Advance copies of several of the chapters are already circulating in Washington, and one—Peter Aranson's chapter on the Environmental Protection Agency—is available as a monograph from the Emory University Law and Economics Center. The entire volume will be available from the Reason Foundation in November at the publisher's price of $25.95 (California residents please add six percent sales tax).
REASON's circulation is still on the upswing. With this issue it passes the 25,000 mark (and is still climbing). Since our pass-along rate is between two and three, that gives us a monthly readership of between 50,000 and 75,000.
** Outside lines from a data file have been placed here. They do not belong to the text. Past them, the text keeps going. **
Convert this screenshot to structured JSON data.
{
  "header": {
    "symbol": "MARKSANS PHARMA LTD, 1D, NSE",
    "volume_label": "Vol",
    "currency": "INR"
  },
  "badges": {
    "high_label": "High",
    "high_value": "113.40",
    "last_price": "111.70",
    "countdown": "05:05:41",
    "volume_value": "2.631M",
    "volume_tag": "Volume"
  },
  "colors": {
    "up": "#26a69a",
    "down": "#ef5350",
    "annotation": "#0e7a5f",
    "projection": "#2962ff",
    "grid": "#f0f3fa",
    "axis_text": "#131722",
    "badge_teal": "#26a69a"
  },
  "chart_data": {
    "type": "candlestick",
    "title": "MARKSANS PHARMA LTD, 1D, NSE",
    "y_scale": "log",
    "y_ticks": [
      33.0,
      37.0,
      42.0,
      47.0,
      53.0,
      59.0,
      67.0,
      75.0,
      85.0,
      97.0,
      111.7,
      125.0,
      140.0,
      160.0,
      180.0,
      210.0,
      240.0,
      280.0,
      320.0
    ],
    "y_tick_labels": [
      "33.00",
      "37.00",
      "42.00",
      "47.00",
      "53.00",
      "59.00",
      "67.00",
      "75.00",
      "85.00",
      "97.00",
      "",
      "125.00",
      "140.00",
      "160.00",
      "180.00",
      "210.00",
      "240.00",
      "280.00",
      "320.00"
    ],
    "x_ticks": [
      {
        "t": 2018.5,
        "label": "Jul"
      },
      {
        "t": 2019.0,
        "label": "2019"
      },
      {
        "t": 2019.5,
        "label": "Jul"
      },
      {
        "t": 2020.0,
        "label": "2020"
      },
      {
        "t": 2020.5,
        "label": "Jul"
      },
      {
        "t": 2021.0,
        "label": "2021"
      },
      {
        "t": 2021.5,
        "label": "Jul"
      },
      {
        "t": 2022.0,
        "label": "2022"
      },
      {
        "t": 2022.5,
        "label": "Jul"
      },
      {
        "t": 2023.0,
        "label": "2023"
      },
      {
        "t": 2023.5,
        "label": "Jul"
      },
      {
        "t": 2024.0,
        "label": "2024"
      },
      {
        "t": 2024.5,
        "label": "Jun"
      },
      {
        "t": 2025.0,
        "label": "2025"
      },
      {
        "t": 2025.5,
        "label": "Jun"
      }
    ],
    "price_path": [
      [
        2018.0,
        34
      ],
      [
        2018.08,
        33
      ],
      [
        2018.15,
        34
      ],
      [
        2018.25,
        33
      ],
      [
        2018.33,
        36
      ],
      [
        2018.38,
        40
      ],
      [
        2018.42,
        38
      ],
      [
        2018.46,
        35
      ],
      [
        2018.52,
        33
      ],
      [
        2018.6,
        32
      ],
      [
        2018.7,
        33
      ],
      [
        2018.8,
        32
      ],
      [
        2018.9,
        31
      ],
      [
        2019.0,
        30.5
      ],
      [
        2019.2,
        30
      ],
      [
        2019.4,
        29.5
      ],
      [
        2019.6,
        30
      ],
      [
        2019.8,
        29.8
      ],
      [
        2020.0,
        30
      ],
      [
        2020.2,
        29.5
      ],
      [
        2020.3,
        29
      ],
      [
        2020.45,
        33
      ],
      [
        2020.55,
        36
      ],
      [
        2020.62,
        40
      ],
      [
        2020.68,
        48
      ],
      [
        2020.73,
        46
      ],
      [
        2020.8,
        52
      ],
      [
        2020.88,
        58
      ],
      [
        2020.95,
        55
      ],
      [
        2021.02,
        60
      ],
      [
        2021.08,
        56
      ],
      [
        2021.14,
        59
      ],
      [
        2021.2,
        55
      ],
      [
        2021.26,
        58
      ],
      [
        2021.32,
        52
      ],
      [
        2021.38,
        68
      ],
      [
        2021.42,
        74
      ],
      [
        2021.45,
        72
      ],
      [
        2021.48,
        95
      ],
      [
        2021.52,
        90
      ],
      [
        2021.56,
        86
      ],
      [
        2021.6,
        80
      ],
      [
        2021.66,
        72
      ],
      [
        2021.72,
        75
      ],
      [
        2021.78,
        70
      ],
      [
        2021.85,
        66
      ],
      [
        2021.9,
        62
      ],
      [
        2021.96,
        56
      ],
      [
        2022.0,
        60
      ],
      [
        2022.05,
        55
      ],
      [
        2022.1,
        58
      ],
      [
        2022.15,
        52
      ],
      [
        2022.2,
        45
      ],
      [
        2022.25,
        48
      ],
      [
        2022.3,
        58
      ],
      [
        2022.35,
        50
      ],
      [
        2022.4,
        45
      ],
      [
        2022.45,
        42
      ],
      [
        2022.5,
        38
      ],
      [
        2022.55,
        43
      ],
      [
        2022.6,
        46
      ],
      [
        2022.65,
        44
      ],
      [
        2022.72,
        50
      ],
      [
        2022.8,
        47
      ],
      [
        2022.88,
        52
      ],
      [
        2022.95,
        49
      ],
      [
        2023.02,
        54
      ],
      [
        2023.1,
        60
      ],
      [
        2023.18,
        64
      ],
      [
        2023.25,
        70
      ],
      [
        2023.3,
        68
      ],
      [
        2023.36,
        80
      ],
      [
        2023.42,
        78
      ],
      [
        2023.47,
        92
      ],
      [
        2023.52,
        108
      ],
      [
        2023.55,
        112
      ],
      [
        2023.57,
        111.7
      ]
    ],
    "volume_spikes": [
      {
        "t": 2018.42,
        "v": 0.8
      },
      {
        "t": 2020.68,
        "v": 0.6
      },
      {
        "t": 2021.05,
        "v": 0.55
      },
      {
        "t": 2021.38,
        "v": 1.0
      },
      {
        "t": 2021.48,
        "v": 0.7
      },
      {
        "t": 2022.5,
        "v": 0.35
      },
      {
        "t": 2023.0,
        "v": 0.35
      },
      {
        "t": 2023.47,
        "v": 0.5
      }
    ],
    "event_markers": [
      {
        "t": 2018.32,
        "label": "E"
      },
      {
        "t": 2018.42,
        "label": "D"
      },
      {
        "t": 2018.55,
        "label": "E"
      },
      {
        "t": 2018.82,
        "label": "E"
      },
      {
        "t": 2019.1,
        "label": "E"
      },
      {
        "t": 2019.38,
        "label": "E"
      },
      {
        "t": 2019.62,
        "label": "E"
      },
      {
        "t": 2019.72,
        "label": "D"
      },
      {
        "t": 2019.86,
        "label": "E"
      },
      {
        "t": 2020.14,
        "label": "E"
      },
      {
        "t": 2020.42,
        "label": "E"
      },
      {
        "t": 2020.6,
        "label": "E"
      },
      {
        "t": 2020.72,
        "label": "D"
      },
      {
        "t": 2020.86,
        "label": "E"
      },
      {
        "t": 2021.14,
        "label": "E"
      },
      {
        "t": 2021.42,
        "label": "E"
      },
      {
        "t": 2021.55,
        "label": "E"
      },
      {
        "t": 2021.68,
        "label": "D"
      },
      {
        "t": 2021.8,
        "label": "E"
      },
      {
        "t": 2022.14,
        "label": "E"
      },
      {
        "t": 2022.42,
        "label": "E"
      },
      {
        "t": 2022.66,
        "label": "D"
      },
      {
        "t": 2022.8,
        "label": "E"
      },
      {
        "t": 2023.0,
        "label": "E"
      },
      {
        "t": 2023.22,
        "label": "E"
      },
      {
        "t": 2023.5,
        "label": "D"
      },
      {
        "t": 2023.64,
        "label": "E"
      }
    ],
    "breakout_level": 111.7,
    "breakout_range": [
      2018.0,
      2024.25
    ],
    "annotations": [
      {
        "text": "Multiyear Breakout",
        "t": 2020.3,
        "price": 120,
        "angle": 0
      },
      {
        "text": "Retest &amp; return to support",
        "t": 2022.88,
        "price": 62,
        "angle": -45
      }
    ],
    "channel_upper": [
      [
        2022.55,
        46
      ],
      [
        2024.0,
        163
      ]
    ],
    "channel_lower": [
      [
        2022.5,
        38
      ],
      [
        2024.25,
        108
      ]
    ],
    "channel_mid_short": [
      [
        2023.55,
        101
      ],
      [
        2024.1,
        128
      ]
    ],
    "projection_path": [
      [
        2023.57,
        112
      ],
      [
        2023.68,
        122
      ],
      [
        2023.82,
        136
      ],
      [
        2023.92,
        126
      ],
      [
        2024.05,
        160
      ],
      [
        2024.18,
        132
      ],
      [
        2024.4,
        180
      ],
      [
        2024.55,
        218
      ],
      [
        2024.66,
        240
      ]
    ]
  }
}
REASON stories continue to have an impact. Our exposé of NASA's end-run around Congress on their Search for Extraterrestrial Intelligence (SETI) program (Aug.) caught the eye of Sen. William Proxmire (D-Wisc.), who had awarded the whole thing a Golden Fleece in 1979. "It is hard enough to find intelligent life right here in Washington," exclaimed Proxmire in the Senate during debate on the new federal budget. He introduced an amendment to prevent the use of NASA funds for SETI, and the amendment was approved by the Senate.
Our August cover story on the private streets of St. Louis continues to receive notice. John Chamberlain devoted a syndicated column to it in August, lauding the "St. Louis Solution" and pointing out White House interest in the idea. Story editor Marty Zupan and author Ted Gage were interviewed by CKWX radio in Vancouver, and the Sacramento Bee printed a condensed version in its Sunday Forum on August 16.
Meanwhile, REASON people have been quite visible. Eric Zuesse, author of "Love Canal: The Truth Seeps Out," delivered the keynote address at a two-day media conference sponsored by the Institute for Toxic Waste Management at Tufts University on August 30. Money columnist Steve Beckner had an op-ed piece titled "Hong Kong's Success" in the Sunday New York Times on August 2. Two weeks later, my own op-ed piece, "Maybe It's Time to Dismiss the FAA," appeared on that same page. The article, urging privatization of air traffic control, led to a 10-minute interview with Noah Adams on National Public Radio's "All Things Considered" and to a half-hour talk-show appearance on Seattle radio station KUI on August 20. Finally, Senior Editor Tibor Machan's article, "Our Black-and-White View of Latin America," graced the editorial page of the Wall Street Journal on August 26. Who says summer is for lolling at the beach?!